À cette fin, les partenariats commerciaux ou institutionnels conclus par le comité ne peuvent contrevenir aux engagements internationaux de la France en matière de paix, de droit international humanitaire et de droits humains.
Par cet amendement d'appel, les député.es de la France insoumise souhaitent interpeller sur la nature des grands partenaires des JOP, sélectionnés en dehors de tout critère de conditionnalité et de toute garantie éthique, notamment au regard des engagements internationaux de la France en matière de paix, de droit international humanitaire et de droits humains.
L'organisation des Jeux se traduit traditionnellement par un très faible niveau d’exigence envers les partenaires commerciaux de l'événement.
Ces derniers peuvent pourtant profiter d'un cadre dérogatoire extrêmement avantageux pour procéder à un matraquage publicitaire qui leur rapporte des millions, à eux et au COJOP qui a dégagé 76 millions d'euros de recettes excédentaires pour les JOP 2024, dont une grande partie est reversée au CIO.
Pour rappel les “partenaires premium” du COJOP de Paris 2024 étaient Accor, le Groupe BPCE, Carrefour, EDF, LVMH, Orange, et Sanofi. Parmi les partenaires mondiaux figuraient Toyota, Coca-Cola, et AirBnB. Air France, Vinci, Danone comptaient eux parmi les partenaires officiels.
Pour ne prendre que l'exemple de Coca-Cola, notre groupe tient à rappeler que cette multinationale figurait dès 2017 sur la liste noire des 150 groupes présents dans les territoires palestiniens occupés de Cisjordanie et Jérusalem-Est dressée par le haut-commissaire aux droits de l'Homme de l'ONU de l'époque, base de donnée dont la constitution avait été décidée par son Conseil des droits de l’Homme.
Cette liste a ainsi révélé que Coca-Cola est impliqué dans la construction et le développement des colonies israéliennes, illégale au regard du droit international, condamnée par de multiples résolutions des Nations unies.
Ce seul exemple est suffisamment révélateur.
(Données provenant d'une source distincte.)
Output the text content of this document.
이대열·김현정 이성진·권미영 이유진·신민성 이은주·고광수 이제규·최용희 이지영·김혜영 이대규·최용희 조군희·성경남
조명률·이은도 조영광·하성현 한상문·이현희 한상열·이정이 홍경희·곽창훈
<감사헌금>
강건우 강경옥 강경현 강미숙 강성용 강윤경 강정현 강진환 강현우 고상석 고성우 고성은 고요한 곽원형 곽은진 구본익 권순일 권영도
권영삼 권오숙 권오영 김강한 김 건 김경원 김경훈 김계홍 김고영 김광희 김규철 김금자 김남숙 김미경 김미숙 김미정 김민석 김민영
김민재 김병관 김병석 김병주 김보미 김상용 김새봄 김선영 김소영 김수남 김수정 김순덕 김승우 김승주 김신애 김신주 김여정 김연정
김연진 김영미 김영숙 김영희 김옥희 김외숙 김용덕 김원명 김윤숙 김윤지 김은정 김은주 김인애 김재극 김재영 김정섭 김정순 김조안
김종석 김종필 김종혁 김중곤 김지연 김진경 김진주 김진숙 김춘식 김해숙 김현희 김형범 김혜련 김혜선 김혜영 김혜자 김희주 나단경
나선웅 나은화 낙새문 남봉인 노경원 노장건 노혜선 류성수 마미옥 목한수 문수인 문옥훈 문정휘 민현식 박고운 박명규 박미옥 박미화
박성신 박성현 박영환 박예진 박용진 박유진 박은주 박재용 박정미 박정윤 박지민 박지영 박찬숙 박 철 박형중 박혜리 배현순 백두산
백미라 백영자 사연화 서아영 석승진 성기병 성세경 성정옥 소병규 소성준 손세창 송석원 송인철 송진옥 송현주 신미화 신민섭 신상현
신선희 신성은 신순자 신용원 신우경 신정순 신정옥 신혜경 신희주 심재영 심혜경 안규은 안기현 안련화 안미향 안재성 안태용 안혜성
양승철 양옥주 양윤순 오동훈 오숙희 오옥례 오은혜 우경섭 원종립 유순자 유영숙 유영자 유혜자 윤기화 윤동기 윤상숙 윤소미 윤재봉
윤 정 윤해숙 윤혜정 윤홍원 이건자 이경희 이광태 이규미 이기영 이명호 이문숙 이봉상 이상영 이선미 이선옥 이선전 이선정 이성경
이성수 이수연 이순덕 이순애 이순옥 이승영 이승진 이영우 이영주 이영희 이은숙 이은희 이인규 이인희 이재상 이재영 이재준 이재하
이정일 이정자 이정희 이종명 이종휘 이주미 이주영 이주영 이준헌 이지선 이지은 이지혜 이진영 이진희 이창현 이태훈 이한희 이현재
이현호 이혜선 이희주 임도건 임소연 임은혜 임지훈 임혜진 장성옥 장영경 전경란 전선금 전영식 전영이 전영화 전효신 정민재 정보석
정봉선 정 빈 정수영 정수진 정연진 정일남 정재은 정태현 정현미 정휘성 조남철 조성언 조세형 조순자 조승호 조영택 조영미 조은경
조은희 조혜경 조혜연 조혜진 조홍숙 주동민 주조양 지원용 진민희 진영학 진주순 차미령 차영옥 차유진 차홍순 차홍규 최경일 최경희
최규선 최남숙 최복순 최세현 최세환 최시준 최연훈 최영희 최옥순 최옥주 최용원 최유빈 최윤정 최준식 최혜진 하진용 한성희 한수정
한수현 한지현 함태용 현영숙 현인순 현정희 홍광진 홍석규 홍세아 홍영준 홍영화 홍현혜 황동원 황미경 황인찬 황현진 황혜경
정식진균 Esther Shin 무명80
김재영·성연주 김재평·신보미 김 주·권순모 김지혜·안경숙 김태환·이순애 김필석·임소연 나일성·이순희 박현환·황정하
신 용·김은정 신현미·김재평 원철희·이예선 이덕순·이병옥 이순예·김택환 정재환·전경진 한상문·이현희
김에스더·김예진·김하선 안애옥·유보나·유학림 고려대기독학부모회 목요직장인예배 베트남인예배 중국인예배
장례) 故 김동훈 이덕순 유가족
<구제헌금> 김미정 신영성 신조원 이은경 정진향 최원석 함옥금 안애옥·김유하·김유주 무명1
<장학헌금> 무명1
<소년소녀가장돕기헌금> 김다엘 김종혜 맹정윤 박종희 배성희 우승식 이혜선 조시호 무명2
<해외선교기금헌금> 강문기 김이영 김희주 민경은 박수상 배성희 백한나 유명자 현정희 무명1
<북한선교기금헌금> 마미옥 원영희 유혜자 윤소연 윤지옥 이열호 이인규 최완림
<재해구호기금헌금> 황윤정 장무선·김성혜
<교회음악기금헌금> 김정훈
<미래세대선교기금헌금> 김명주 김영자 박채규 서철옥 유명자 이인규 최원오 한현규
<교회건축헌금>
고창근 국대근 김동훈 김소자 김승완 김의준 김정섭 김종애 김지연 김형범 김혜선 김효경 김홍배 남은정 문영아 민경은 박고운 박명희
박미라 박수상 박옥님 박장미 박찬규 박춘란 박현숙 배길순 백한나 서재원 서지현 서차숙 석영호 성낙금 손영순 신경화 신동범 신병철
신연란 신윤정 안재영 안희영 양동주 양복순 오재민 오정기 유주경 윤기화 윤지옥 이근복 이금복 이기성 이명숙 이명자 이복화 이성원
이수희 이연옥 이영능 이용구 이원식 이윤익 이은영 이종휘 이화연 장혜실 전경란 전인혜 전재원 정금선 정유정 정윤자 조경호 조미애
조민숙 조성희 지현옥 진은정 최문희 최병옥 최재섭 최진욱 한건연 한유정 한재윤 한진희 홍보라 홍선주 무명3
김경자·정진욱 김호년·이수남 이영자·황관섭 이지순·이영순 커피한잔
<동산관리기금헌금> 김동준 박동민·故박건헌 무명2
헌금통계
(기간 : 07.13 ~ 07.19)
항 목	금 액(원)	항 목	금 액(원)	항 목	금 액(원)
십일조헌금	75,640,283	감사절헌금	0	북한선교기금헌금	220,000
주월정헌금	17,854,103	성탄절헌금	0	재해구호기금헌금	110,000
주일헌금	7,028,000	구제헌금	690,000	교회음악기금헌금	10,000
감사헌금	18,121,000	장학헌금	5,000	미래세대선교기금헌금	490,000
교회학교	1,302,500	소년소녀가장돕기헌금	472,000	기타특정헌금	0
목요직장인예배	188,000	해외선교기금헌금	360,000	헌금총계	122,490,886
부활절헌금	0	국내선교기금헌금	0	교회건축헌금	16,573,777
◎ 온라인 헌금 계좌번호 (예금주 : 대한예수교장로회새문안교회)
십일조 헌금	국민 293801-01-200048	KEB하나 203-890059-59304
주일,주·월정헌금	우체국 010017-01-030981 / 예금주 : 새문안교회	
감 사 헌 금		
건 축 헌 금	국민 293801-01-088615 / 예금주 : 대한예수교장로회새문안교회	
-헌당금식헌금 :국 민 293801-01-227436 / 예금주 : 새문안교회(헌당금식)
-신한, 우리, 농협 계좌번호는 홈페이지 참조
Nous ne pouvons accepter que les logos et produits publicitaires d'une telle marque, par ailleurs championne mondiale de l'obésité morbide, soient omniprésents dans l'espace public au cours d'un événément de cette ampleur.
Nous proposons donc que les partenariats commerciaux ou institutionnels conclus par le COJOP ne puissent contrevenir aux engagements internationaux de la France en matière de paix, de droit international humanitaire et de droits humains.
Cet amendement est issu d'une proposition du groupe Communiste, Républicain, Citoyen, Ecologiste - Kanaky du Sénat.